Search code examples
javahtmljsoupjava-11

Iterate <div> inside <ul> tag Java - Jsoup


I'm trying to get all <div> inside a <ul> tag using jsoup.

This is the HTML

<html>
   <head>
      <title>Try jsoup</title>
   </head>
   <body>
      <ul class="product__listing product__grid">
         <div class="product-item">
            <div class="content-thumb_gridpage">
               <a class="thumb" href="index1.html" title="Tittle 1">
            </div>
         </div>
         <div class="product-item">
            <div class="content-thumb_gridpage">
               <a class="thumb" href="index2.html" title="Tittle 2">
            </div>
         </div>
         <div class="product-item">
            <div class="content-thumb_gridpage">
               <a class="thumb" href="index3.html" title="Tittle 3">
            </div>
         </div>
      </ul>
   </body>
</html>

What I'm trying to iterate is all <div class="product-item"> so then I can add to a list all <a class="thumb"> properties

List-product-details
[0] href="index1.html" title="Tittle 1"
[1] href="index2.html" title="Tittle 2"
[2] href="index3.html" title="Tittle 3"

Note that there can be 'N' product-item div

Here is What I got so far:

Elements productList = sneakerList.select("ul.product__listing product__grid");
    Elements product = productList.select("ul.product-item");
    
    for (int i = 0; i < product.size(); i++) {
        Elements productInfo = product.get(i).select("div.product-item").select("div.content-thumb_gridpage").select("a.thumb");
        System.out.format("%s %s %s\n", productInfo.attr("title"), productInfo.attr("href"), productInfo.text());     
    }

Solution

  • Did you try debugging line by line and checking at which line your code doesn't do what you expect? I see two mistakes.

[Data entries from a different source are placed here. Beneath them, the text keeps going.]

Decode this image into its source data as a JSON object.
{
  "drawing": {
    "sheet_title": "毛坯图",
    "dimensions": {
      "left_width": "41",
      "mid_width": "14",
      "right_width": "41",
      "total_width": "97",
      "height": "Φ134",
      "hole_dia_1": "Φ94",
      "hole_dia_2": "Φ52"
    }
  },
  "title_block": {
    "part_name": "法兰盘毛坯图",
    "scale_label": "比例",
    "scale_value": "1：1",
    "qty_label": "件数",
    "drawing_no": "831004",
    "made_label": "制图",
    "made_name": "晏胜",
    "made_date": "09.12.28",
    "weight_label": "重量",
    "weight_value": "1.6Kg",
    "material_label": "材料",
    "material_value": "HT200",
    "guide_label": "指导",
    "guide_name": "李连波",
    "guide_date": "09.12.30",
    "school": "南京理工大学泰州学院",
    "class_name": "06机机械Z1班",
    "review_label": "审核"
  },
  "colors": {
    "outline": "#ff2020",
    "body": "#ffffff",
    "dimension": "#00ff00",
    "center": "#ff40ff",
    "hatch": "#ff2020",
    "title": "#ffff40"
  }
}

    1. The first selector "ul.product__listing product__grid" contains a space. Now it means: find element ul with class product__listing and inside search for element <product__grid> </product__grid>. You probably meant: select element ul having class product__listing and having class product__grid. You have to use dot . before second class name and remove space to look at the same level. So correct selector will be: "ul.product__listing.product__grid".
    2. Second selector you're using is "ul.product-item". It will return empty result. That's because you're already inside ul and you're searching for another ul. Selector should be relative to where you are so using only ".product-item" will be enough.

    And now I get the ouput:

    Tittle 1 index1.html
    Tittle 2 index2.html 
    Tittle 3 index3.html